-
Notifications
You must be signed in to change notification settings - Fork 10
Home
The goal for this project is to create a sample application in Cascading 2.0 which shows how to build a simple kind of social recommender.
The code repo includes a Gradle script for command line builds. To generate an IntelliJ project use:
gradle ideaModule
To build the sample app from the command line use:
gradle clean jar
Before running this sample app, you'll need to have a supported release of Apache Hadoop installed. Here's what was used to develop and test our example code:
$ hadoop version
Hadoop 0.20.205.0
Be sure to set your HADOOP_HOME
environment variable. Then clear the output
directory (Apache Hadoop insists, if you're running in standalone mode) and run the app in Apache Hadoop standalone from a command line:
rm -rf output
hadoop jar ./build/libs/recommender.jar data/en.stop data/tweets output/token output/similarity
more output/similarity/part-00000
To run this same app on the Elastic MapReduce service based on their command line interface:
$ elastic-mapreduce --create --name "Sample Recommender" \
--jar s3n://temp.cascading.org/sample/recommender.jar \
--arg s3n://temp.cascading.org/sample/en.stop \
--arg s3n://temp.cascading.org/sample/tweets/ \
--arg s3n://temp.cascading.org/sample/out/token \
--arg s3n://temp.cascading.org/sample/out/similarity
An example of log captured from a successful build+run is at https://gist.github.com/2949834
The social recommender is based on using data from the Twitter firehose. The app recommends other Twitter users to follow who have similar interests in stocks/investing.

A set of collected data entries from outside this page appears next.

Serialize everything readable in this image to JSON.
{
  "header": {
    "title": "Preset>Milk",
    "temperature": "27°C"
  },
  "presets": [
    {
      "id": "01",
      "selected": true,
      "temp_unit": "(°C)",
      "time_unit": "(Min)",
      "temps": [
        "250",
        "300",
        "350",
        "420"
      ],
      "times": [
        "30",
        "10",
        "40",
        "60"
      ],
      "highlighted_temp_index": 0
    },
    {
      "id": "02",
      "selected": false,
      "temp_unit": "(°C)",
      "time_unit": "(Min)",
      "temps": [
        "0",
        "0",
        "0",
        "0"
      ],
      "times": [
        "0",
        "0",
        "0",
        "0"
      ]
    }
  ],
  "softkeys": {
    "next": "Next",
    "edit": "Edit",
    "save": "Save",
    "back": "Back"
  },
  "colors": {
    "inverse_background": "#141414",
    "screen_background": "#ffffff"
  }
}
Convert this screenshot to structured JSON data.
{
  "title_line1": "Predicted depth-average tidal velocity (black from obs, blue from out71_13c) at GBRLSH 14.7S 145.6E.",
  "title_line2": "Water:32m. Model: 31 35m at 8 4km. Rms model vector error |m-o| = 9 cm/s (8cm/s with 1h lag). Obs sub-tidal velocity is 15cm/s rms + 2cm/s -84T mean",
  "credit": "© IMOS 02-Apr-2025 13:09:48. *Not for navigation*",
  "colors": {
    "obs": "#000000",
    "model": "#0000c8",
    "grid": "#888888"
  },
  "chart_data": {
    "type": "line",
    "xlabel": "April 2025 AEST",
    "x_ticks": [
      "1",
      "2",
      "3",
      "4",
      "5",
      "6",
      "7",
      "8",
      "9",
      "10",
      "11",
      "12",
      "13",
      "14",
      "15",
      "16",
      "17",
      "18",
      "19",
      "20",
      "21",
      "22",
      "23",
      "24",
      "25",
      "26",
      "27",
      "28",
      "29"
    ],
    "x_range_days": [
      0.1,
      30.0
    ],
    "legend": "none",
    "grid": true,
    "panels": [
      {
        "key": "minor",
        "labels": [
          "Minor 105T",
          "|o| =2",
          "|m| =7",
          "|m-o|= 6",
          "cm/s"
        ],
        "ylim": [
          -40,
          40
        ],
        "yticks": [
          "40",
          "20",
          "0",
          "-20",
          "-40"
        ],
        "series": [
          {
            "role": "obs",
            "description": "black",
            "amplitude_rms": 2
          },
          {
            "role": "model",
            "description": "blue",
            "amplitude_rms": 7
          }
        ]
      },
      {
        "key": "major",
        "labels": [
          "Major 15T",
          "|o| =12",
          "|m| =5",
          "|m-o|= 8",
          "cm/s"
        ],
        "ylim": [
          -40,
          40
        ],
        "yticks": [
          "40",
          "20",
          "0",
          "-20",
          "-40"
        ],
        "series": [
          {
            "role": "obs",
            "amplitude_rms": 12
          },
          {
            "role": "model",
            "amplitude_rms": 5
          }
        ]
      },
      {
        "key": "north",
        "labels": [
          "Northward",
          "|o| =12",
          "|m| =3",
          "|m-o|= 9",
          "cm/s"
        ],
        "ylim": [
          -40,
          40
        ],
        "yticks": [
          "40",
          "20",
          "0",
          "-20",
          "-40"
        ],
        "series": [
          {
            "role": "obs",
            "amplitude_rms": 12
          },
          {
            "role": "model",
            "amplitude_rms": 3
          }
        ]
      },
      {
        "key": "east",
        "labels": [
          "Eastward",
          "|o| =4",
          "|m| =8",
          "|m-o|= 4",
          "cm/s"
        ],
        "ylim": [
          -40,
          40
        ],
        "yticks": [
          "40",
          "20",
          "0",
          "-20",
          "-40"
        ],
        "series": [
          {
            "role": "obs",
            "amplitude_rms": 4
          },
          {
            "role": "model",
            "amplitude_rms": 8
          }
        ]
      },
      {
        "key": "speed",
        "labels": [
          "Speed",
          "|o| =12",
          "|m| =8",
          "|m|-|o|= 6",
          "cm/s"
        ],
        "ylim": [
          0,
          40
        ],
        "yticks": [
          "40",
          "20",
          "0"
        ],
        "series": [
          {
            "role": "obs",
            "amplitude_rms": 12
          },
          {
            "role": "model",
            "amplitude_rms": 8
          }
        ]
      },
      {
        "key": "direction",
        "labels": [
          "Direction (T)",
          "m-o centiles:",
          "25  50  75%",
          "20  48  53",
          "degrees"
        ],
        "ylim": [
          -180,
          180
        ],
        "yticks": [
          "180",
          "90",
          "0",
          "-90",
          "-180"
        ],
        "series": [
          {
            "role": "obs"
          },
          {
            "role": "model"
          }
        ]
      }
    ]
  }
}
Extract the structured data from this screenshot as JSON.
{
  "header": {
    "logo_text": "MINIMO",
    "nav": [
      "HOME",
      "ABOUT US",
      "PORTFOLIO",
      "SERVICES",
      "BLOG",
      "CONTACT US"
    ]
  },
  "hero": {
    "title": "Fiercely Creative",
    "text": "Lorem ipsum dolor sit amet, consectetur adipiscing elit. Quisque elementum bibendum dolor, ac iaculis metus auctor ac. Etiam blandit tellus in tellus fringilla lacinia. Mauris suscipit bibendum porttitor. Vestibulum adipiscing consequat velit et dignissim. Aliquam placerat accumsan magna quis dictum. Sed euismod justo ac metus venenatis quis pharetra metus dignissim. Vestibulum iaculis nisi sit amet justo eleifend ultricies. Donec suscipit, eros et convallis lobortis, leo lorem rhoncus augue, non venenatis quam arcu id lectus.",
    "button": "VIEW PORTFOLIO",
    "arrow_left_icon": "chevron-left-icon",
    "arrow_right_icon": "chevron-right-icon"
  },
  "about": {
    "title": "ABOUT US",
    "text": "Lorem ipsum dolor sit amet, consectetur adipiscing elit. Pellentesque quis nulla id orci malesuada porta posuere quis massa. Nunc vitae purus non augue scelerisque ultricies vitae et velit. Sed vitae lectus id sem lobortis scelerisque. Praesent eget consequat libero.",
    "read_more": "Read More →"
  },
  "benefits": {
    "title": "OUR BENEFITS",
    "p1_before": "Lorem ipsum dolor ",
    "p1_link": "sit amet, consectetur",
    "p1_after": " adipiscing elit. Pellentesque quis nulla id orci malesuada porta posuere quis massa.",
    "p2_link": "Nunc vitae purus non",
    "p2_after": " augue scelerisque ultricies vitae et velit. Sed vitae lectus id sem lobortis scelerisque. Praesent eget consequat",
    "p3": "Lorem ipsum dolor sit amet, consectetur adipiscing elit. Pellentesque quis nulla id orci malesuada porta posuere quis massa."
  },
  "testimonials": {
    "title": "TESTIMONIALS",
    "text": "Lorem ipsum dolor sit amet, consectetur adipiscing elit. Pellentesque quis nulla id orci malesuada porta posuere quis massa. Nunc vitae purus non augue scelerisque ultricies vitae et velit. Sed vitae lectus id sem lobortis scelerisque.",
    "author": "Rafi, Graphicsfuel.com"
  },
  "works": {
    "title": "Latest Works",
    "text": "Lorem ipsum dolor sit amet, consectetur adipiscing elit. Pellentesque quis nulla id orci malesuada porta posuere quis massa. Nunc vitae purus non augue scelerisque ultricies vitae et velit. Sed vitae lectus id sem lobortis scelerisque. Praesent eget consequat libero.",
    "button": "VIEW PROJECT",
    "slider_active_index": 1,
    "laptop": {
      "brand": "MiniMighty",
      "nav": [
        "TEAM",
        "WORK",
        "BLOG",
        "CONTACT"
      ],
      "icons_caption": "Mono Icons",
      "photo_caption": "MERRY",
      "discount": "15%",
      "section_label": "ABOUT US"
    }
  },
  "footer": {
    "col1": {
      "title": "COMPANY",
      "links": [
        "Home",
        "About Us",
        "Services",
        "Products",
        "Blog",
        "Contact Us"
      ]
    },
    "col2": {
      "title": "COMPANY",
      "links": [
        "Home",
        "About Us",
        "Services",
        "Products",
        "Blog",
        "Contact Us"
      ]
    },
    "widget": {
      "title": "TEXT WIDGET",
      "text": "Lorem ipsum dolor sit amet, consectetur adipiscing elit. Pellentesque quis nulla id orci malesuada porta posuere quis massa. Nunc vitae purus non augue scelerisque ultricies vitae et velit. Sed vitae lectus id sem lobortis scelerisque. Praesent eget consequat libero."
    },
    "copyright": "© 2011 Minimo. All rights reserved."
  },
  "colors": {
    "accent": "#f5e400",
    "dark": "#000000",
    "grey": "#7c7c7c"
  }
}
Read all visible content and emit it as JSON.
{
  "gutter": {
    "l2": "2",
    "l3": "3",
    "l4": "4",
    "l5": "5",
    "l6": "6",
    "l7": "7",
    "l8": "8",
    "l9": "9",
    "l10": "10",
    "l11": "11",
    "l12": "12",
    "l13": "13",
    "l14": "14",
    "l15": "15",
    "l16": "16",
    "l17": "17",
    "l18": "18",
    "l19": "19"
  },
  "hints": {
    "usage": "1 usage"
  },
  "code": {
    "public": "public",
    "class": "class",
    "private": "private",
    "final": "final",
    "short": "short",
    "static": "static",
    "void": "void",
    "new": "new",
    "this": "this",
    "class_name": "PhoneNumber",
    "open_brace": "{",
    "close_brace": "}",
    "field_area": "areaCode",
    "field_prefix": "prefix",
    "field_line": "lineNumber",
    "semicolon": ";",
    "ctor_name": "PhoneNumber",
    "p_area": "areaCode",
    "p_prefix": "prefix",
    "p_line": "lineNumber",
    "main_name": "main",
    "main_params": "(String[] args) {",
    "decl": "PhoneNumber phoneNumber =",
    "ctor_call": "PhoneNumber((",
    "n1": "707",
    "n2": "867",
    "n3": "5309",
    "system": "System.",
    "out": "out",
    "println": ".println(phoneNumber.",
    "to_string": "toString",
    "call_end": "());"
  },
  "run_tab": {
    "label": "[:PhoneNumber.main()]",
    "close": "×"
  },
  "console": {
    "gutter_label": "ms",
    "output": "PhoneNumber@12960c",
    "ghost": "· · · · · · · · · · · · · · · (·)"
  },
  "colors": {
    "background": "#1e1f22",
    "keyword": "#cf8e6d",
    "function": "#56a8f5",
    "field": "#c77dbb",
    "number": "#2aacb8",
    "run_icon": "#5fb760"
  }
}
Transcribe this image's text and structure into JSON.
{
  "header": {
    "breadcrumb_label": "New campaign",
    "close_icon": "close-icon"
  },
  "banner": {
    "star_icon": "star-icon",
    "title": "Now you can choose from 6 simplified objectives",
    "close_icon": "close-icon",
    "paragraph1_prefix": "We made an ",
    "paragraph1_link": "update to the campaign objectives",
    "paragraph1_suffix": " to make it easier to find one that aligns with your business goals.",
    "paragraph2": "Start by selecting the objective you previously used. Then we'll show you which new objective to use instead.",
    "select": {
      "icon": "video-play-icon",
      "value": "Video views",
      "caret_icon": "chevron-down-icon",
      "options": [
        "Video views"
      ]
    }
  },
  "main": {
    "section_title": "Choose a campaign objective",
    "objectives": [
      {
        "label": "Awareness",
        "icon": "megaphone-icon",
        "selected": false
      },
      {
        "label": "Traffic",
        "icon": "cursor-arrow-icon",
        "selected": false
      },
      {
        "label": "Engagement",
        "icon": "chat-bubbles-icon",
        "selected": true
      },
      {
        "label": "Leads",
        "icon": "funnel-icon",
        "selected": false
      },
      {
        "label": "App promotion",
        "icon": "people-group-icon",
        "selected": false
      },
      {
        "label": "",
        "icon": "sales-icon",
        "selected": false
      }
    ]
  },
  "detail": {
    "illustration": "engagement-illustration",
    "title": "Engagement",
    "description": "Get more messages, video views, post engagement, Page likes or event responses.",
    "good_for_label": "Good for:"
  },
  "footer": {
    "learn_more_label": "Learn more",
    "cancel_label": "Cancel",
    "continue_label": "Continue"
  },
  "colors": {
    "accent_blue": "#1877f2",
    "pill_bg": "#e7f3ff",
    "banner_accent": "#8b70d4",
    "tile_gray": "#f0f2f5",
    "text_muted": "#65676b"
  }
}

Sample data includes 500 tweets, which is enough to demonstrate how this sample app works. A compiled JAR may run on a laptop with this sample data, or it can also scale-out horizontally to run on a cluster with thousands of nodes and handle much larger data.
Execution steps for this implementation are:
- Take the sample Twitter data as the input source tap. The endpoint used for that tap (the command line argument
data/tweets
) could be replaced by a much larger data set. - Clean-up and tokenize the text of tweets using a regex pattern. NB: if you use a different data source later, that regex pattern may need to be modified.
- Generate (user, token) pairs to construct a bipartite graph
- Apply a stop word list to filter out common words, offensive phrases, etc.
- Also create a sink tap to measure token frequency, which may be used for QA: improve the regex patterns, adjust stop words, etc.
- Find the pairs of users who have "interesting" tokens in common, and generate an inverted index as ((user1, user2), token)
- Calculate a similarity metric for each user pair which are known to be neighbors
- Apply thresholds on the similarity metric to filter out poor recommendations.
- Connect up all the pipes and taps into a cascade, then generate a flow diagram and run the app. Results for recommended users get stored in the
similarityPath
sink tap.
The first part of the program illustrates use of a "stream assertion", which is much like running a unit test on your data set. Later there's use of a Debug which traces the tuple stream on stdout. Both of these testing features can be turned off in production. Both are important features of Cascading which are not found in other frameworks based on Apache Hadoop.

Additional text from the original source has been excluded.